I told you, I’m a novelist! I like long fiction. Telling a complete story with a victim, a protagonist, and a couple of suspects along with the real killer buried in the mix takes some time. And words.

So with one month to go before deadline, I had a choice. Start over. Or cut, slash, and burn my 9,000 word not-so-short story. I chose the latter option.

I started by eliminating most of the smart-mouth comments and running commentary provided by my protagonist. I condensed pages of conversation into a summary paragraph. New word count? Seven thousand words. Great. Only 3,000 more to go. A second round of cuts ultimately only removed five hundred words. I was stuck. Maybe I should have started over. But now I only have three weeks until deadline.

Over the weekend, I pondered my story. I needed to remove all but the basic elements of the story. So this morning I cut out an entire character. Her purpose was to be the second victim. But I didn’t have time to weave together two murders with all the questions of how they were connected and why the second person had to die…

You see? Just remove the character. Remove all references to her. Remove her murder and the second round of questioning by the cop.

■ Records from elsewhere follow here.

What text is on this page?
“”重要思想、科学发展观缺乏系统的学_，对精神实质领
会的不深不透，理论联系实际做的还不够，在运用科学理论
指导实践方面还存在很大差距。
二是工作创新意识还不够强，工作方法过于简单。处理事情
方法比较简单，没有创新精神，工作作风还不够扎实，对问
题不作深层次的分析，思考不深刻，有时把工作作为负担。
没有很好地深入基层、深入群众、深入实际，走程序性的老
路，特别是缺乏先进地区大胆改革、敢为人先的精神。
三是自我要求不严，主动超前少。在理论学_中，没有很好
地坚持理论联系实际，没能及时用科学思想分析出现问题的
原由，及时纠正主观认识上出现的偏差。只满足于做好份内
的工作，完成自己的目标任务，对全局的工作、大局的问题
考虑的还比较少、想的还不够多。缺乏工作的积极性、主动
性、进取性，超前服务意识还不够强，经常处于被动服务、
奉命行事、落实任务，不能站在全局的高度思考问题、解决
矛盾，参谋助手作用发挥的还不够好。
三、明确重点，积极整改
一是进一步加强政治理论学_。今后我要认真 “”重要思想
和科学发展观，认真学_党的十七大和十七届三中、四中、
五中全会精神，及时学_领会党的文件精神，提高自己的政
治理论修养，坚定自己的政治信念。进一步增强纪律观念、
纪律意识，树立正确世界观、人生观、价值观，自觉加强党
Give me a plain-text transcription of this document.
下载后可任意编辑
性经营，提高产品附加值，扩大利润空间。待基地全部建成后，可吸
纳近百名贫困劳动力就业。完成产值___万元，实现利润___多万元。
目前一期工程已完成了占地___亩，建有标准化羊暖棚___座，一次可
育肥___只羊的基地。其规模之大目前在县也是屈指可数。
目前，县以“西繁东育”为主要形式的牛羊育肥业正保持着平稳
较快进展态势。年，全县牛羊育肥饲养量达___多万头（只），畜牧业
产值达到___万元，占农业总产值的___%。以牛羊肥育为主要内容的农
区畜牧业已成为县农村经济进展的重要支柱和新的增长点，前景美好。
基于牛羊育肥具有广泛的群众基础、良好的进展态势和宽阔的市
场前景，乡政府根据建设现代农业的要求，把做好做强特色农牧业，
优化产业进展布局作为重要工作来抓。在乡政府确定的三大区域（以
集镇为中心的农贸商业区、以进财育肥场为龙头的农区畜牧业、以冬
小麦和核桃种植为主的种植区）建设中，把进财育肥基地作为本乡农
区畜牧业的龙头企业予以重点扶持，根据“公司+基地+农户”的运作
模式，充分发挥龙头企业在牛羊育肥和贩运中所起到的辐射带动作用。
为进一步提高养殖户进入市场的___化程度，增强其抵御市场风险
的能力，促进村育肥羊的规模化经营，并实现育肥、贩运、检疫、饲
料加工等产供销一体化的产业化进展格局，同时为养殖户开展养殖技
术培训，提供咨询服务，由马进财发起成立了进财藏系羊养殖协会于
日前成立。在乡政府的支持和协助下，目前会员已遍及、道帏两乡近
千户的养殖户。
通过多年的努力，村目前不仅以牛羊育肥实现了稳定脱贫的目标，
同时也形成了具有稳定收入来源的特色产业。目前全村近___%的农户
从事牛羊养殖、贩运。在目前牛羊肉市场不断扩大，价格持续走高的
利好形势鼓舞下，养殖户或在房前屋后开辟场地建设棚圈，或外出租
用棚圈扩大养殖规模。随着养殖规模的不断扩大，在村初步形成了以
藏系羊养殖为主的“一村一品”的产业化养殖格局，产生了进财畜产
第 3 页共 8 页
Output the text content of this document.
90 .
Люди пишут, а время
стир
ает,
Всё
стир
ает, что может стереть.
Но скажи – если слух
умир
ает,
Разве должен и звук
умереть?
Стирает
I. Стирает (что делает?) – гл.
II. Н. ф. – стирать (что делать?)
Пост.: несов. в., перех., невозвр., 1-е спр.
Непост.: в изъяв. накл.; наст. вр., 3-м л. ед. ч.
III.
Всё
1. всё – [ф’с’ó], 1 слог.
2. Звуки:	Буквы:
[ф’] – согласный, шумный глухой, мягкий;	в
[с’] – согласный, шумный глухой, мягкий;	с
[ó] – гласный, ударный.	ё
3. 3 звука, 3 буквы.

By the time I was done, the word count was down to 4,500. NOW we’re talking.

Cutting out 500 more words won’t be as easy as I think it will be. It seems minimal after cutting out half of the story. But the problem is there isn’t much left to cut without it sounding like “See Dick run. See Jane shoot Dick.”

For the record, I saved the original 9,000 word version. If the Guppies reject my submission, the long one is headed for Ellery Queen Mystery Magazine.

They pay by the word.

Comments

Sara said…
Sheesh! I'm glad you saved the long version (figured you did,) but can't imagine how you whittled all that away!
Now there's a writing exercise! And sounds too much like work for me. :)
Annette said…
The term for it is "writing tight." Personally, I call it a practice in futility and torture!